1
EL pueblo era lo suficientemente antiguo como para tener un barrio bajo, y lo suficientemente grande como para que no hubiera “vías” de tren específicas con un lado “bueno” y otro “malo”. Su naturaleza era tal que una pensión podía albergar, sin que fuera algo insólito, a gente de tan variada condición social como la que se encontraba allí. Una joven y viuda anfitriona de cabaret con su hijo de tres años de edad; un muy buen perito en orientación vocacional; un joven estudiante de abogacía; la bibliotecaria de la escuela secundaria, y una damisela con aspiraciones de actriz que provenía de un pueblo muy chiquito componían la lista completa.
Se decía que Sam Bittelman, quien nominalmente era el dueño y señor de la pensión, podría haber llegado a ser ingeniero o incluso constructor de barcos, pero que nunca había pasado de capataz de taller. Considerar esto como un éxito o un fracaso era una mera especulación; pregúntese a un suboficial principal o a un sargento primero que no aceptan una comisión de oficial, y al presidente de su banco, y seleccione los argumentos usted mismo. Probablemente Sam nunca se había detenido a pensar en el asunto. Tenía otras cosas para distraerse. Tolerante, curioso y con una vivacidad intensa, el viejo Sam no parecía haber abandonado nada salvo su empleo en los astilleros de la costa este.
Su mujer, a su vez, era dueña y señora de él. Todos la llamaban Bitty, y poseía el rostro más agrio y la lengua más ácida que haya podido encontrarse jamás en una socia fundadora de la Sociedad de Socorro a Gatitos Enfermos y Otros Seres Abandonados. Entre los dos cuidaban a sus huéspedes de ese modo tan especial, posible solamente en las pensiones que tenían una mesa grande con un sitio puesto para cada uno.
Tales lugares eran poco menos que una familia; o poco más, si uno apreciaba la libertad. Eran más que un hotel; o menos, si uno gustaba de la formalidad. Para Mary Haunt, que decía tener veintidós años pero mentía, el lugar era el peldaño más transitorio de todos los peldaños transitorios. Para Robin era un hogar, y algo más: era el mundo y el universo, un entorno tan natural, tan inadvertido y aceptado como el agua para un pez. Pero seguramente Robin se sentiría de otro modo más adelante; tenía solamente tres años. El único huésped de la casa que se amoldaba a las cualidades de los Bittelman del mismo modo en que respiraba el aire era Phil Halvorsen, un joven pensativo que se dedicaba a la orientación vocacional. Su mente prestaba atención a la casa y la comida solamente cuando lo molestaban. Y como se sentía cómodo con los Bittelman, eran invisibles para él.

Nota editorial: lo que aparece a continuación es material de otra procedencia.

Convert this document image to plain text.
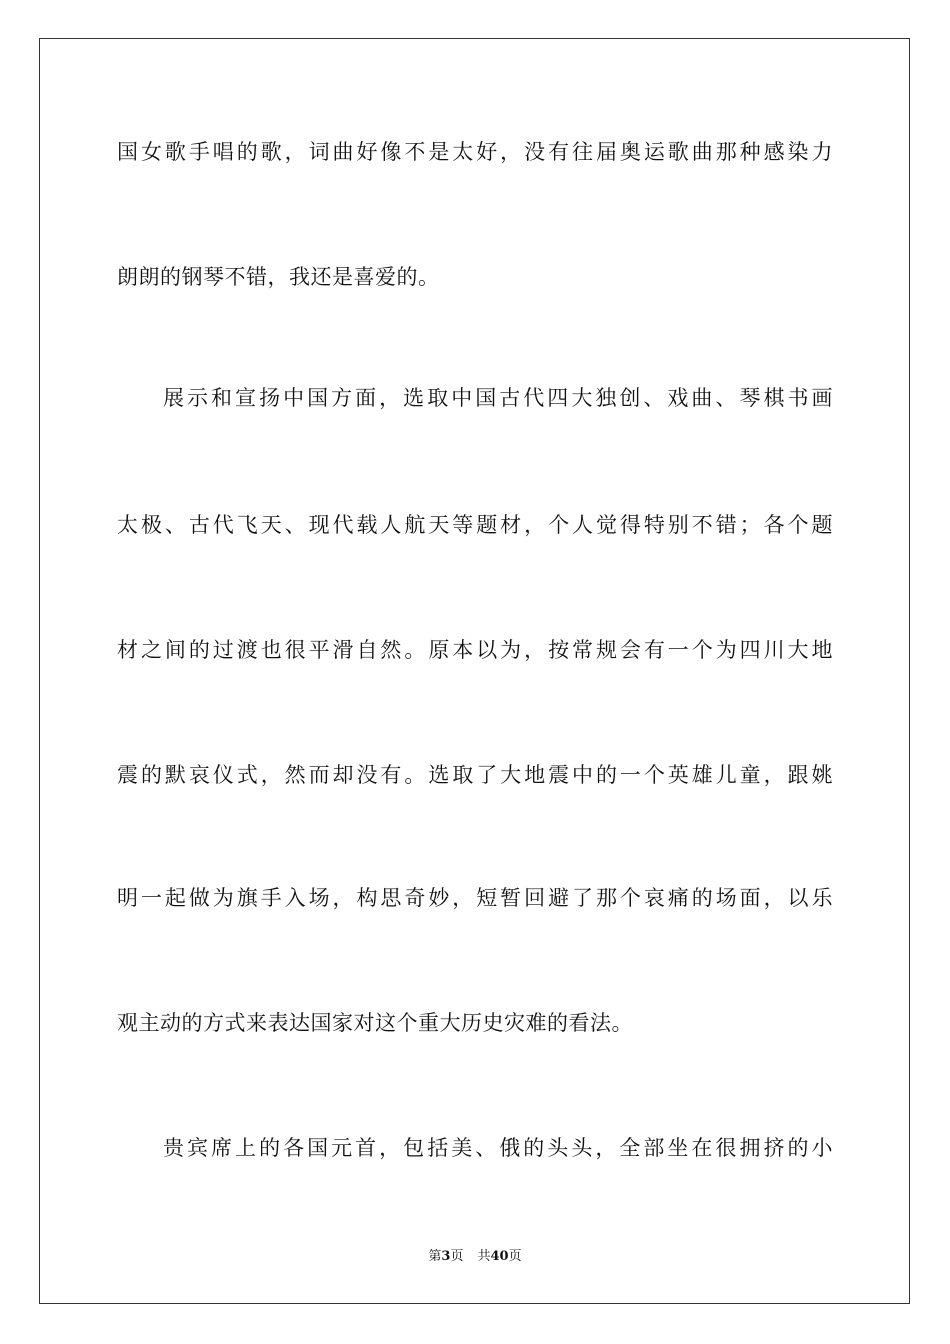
国女歌手唱的歌，词曲好像不是太好，没有往届奥运歌曲那种感染力
朗朗的钢琴不错，我还是喜爱的。
展示和宣扬中国方面，选取中国古代四大独创、戏曲、琴棋书画
太极、古代飞天、现代载人航天等题材，个人觉得特别不错；各个题
材之间的过渡也很平滑自然。原本以为，按常规会有一个为四川大地
震的默哀仪式，然而却没有。选取了大地震中的一个英雄儿童，跟姚
明一起做为旗手入场，构思奇妙，短暂回避了那个哀痛的场面，以乐
观主动的方式来表达国家对这个重大历史灾难的看法。
贵宾席上的各国元首，包括美、俄的头头，全部坐在很拥挤的小
第3页 共40页
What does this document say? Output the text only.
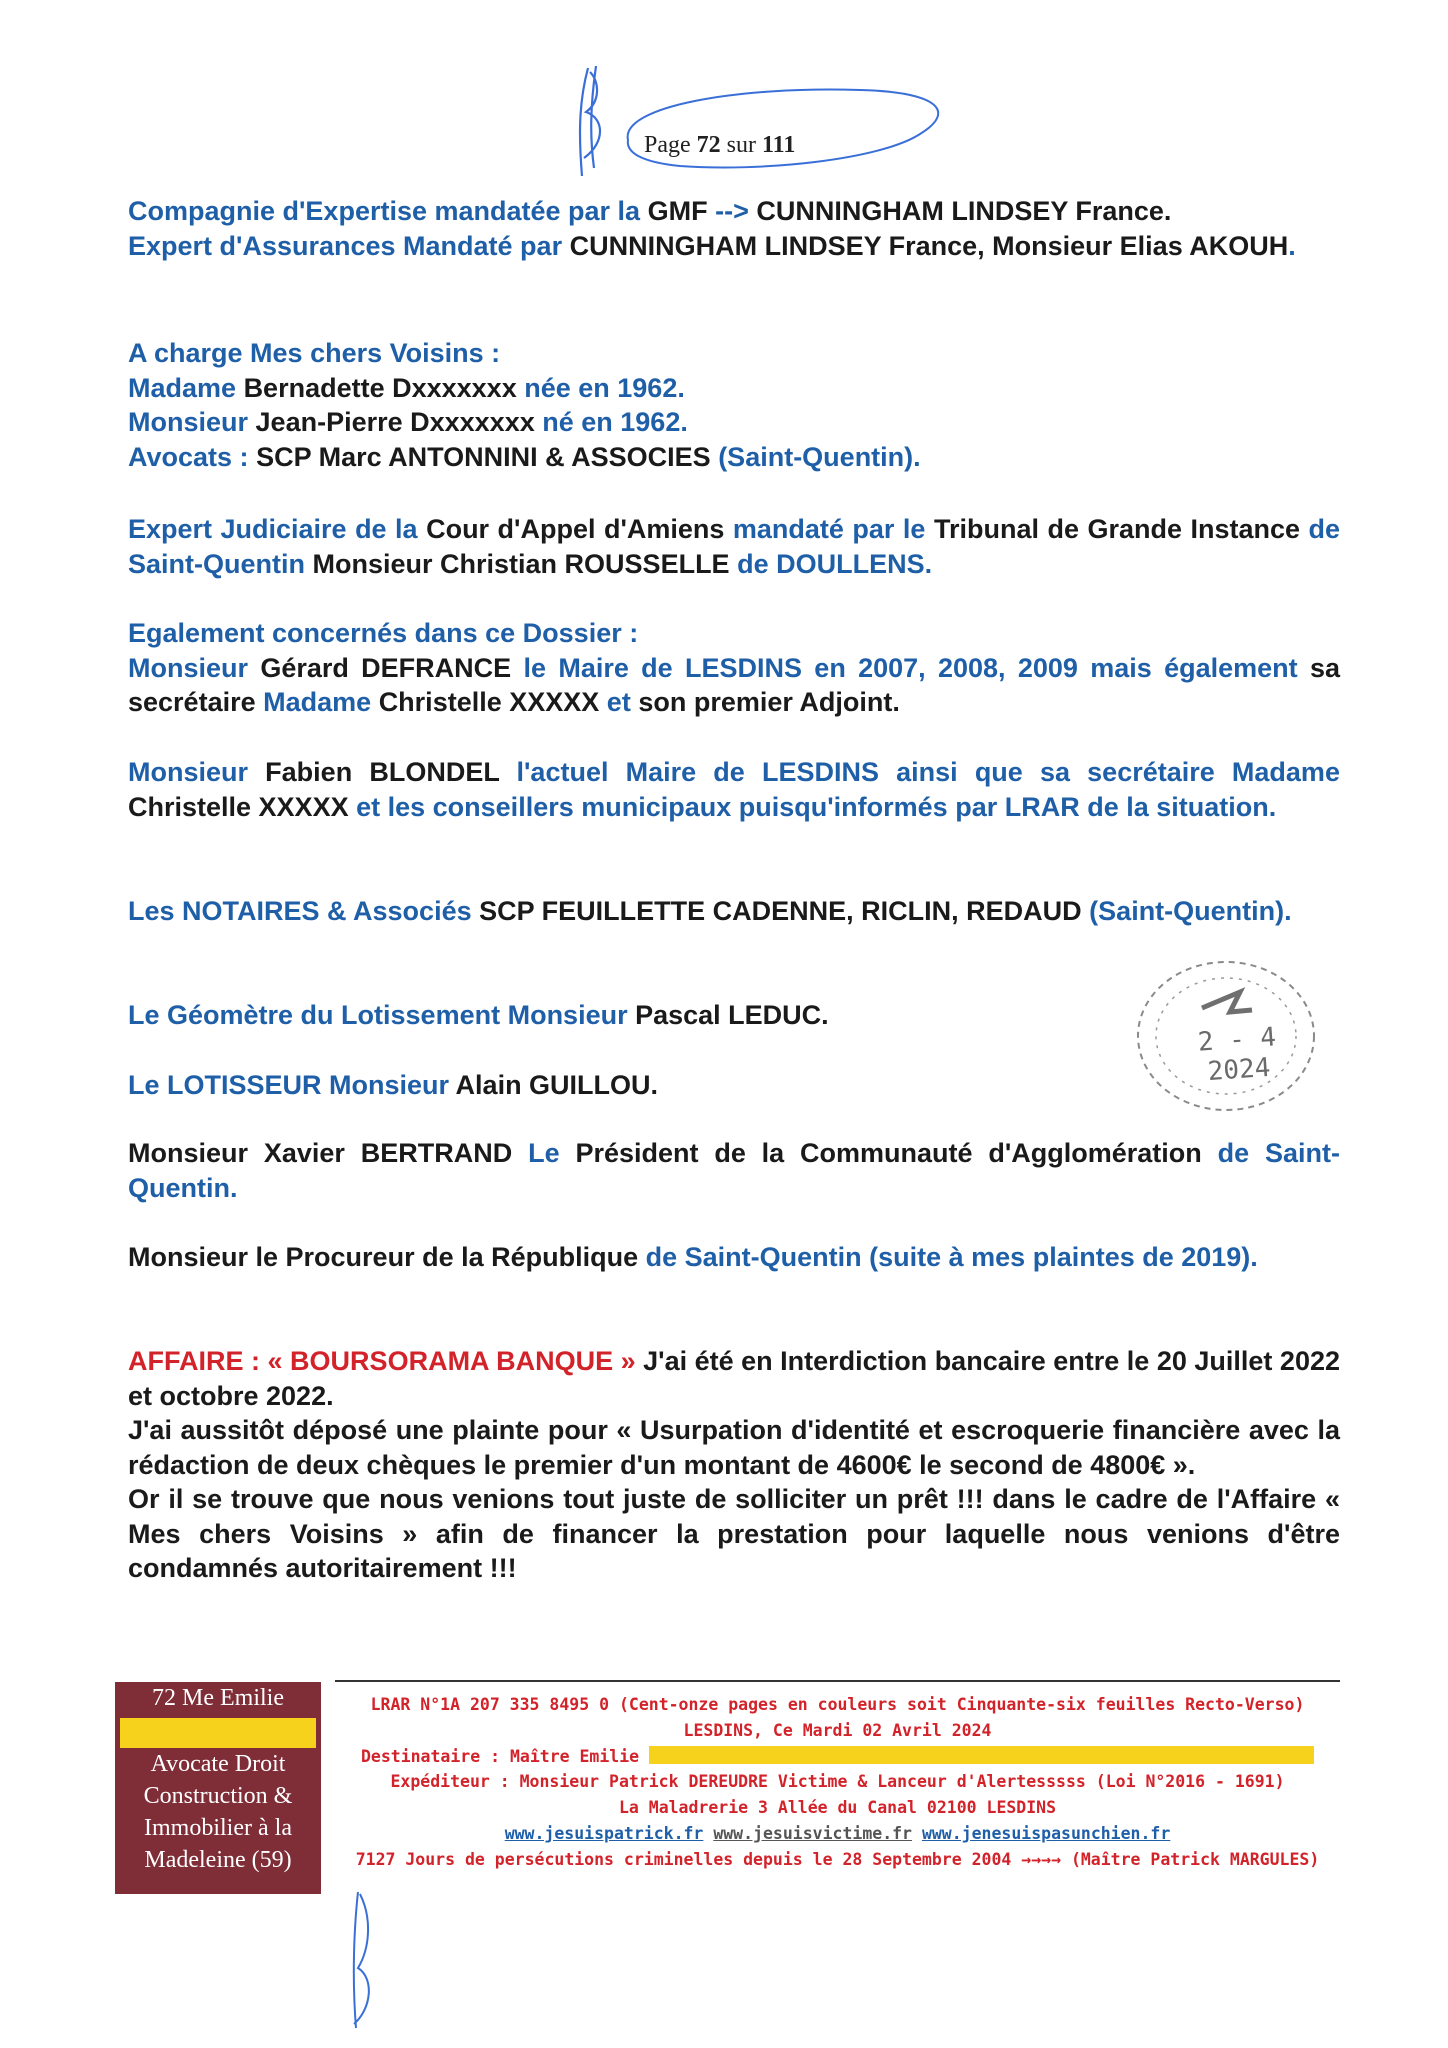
Page 72 sur 111

Compagnie d'Expertise mandatée par la GMF --> CUNNINGHAM LINDSEY France.

Expert d'Assurances Mandaté par CUNNINGHAM LINDSEY France, Monsieur Elias AKOUH.

A charge Mes chers Voisins :

Madame Bernadette Dxxxxxxx née en 1962.

Monsieur Jean-Pierre Dxxxxxxx né en 1962.

Avocats : SCP Marc ANTONNINI & ASSOCIES (Saint-Quentin).

Expert Judiciaire de la Cour d'Appel d'Amiens mandaté par le Tribunal de Grande Instance de Saint-Quentin Monsieur Christian ROUSSELLE de DOULLENS.

Egalement concernés dans ce Dossier :

Monsieur Gérard DEFRANCE le Maire de LESDINS en 2007, 2008, 2009 mais également sa secrétaire Madame Christelle XXXXX et son premier Adjoint.

Monsieur Fabien BLONDEL l'actuel Maire de LESDINS ainsi que sa secrétaire Madame Christelle XXXXX et les conseillers municipaux puisqu'informés par LRAR de la situation.

Les NOTAIRES & Associés SCP FEUILLETTE CADENNE, RICLIN, REDAUD (Saint-Quentin).

Le Géomètre du Lotissement Monsieur Pascal LEDUC.

Le LOTISSEUR Monsieur Alain GUILLOU.

Monsieur Xavier BERTRAND Le Président de la Communauté d'Agglomération de Saint-Quentin.

Monsieur le Procureur de la République de Saint-Quentin (suite à mes plaintes de 2019).

AFFAIRE : « BOURSORAMA BANQUE » J'ai été en Interdiction bancaire entre le 20 Juillet 2022 et octobre 2022.

J'ai aussitôt déposé une plainte pour « Usurpation d'identité et escroquerie financière avec la rédaction de deux chèques le premier d'un montant de 4600€ le second de 4800€ ».

Or il se trouve que nous venions tout juste de solliciter un prêt !!! dans le cadre de l'Affaire « Mes chers Voisins » afin de financer la prestation pour laquelle nous venions d'être condamnés autoritairement !!!

2 - 4
2024
72 Me Emilie
Avocate Droit
Construction &
Immobilier à la
Madeleine (59)
LRAR N°1A 207 335 8495 0 (Cent-onze pages en couleurs soit Cinquante-six feuilles Recto-Verso)
LESDINS, Ce Mardi 02 Avril 2024
Destinataire : Maître Emilie
Expéditeur : Monsieur Patrick DEREUDRE Victime & Lanceur d'Alertesssss (Loi N°2016 - 1691)
La Maladrerie 3 Allée du Canal 02100 LESDINS
www.jesuispatrick.fr www.jesuisvictime.fr www.jenesuispasunchien.fr
7127 Jours de persécutions criminelles depuis le 28 Septembre 2004 →→→→ (Maître Patrick MARGULES)
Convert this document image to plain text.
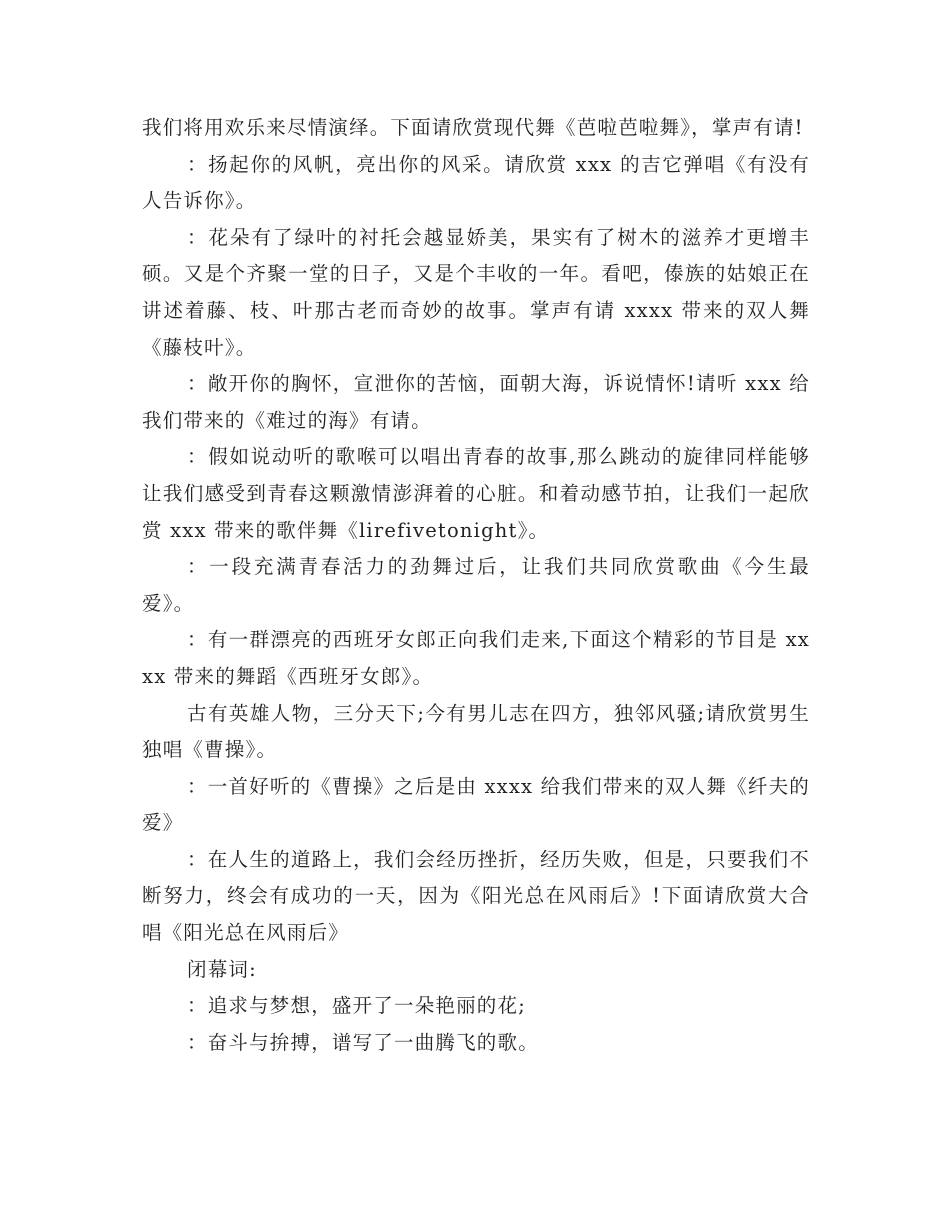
我们将用欢乐来尽情演绎。下面请欣赏现代舞《芭啦芭啦舞》，掌声有请!

：扬起你的风帆，亮出你的风采。请欣赏 xxx 的吉它弹唱《有没有人告诉你》。

：花朵有了绿叶的衬托会越显娇美，果实有了树木的滋养才更增丰硕。又是个齐聚一堂的日子，又是个丰收的一年。看吧，傣族的姑娘正在讲述着藤、枝、叶那古老而奇妙的故事。掌声有请 xxxx 带来的双人舞《藤枝叶》。

：敞开你的胸怀，宣泄你的苦恼，面朝大海，诉说情怀!请听 xxx 给我们带来的《难过的海》有请。

：假如说动听的歌喉可以唱出青春的故事,那么跳动的旋律同样能够让我们感受到青春这颗激情澎湃着的心脏。和着动感节拍，让我们一起欣赏 xxx 带来的歌伴舞《lirefivetonight》。

：一段充满青春活力的劲舞过后，让我们共同欣赏歌曲《今生最爱》。

：有一群漂亮的西班牙女郎正向我们走来,下面这个精彩的节目是 xxxx 带来的舞蹈《西班牙女郎》。

古有英雄人物，三分天下;今有男儿志在四方，独邻风骚;请欣赏男生独唱《曹操》。

：一首好听的《曹操》之后是由 xxxx 给我们带来的双人舞《纤夫的爱》

：在人生的道路上，我们会经历挫折，经历失败，但是，只要我们不断努力，终会有成功的一天，因为《阳光总在风雨后》!下面请欣赏大合唱《阳光总在风雨后》

闭幕词:

：追求与梦想，盛开了一朵艳丽的花;

：奋斗与拚搏，谱写了一曲腾飞的歌。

Reta Schmidt apreciaba a los Bittelman por varias razones. La primera era lo que obtenía a cambio del dinero que les pagaba, pues la señorita Schmidt era empleada de un Consejo de Educación. El señor Anthony O'Banion no se permitía admirar casi nada genuinamente en la localidad. Así que quedaba solamente Sue Martin para admirarlos y respetarlos, desde un comienzo, de un modo aproximado a lo que se merecían.
Sue era la madre viuda de Robin, y trabajaba en un cabaret como anfitriona, y a veces como maestra de ceremonias. En el pasado, las cosas le habían ido unas veces mejor y otras peor. Todavía podía llegar a pasarla mejor, pero sería algo peor para Robin. Los Bittelman eran un regalo de Dios para ella. Robin los adoraba. Le daban su desayuno a la mañana, lo vestían para que saliera a jugar, y lo cuidaban y entretenían hasta que Sue se levantaba a las once. El resto del día era para Sue y Robin, hasta que el chico se iba a acostar y ella le contaba cuentos para que se durmiera. Y cuando salía para el trabajo, a las nueve de la noche, los Bittelman estaban allí, seguros y confiables, preparados para enfrentar cualquier emergencia, desde una visita al baño hasta un incendio. Eran como la póliza de seguros o los extinguidores para incendios: se usan poco, pero es reconfortante tenerlos a mano. Así que los valoraba... Pero hay que tener en cuenta que Sue Martin era una persona poco común. También lo era Robin; pero esto es una perogrullada cuando se aplica a los niños de tres años de edad.
Ésta era la población de la pensión de los Bittelman, y si parecen muchos o demasiado variados para identificarlos de inmediato, tenga paciencia y recuerde que cada uno de ellos sintió lo mismo cuando le presentaron a todos los demás.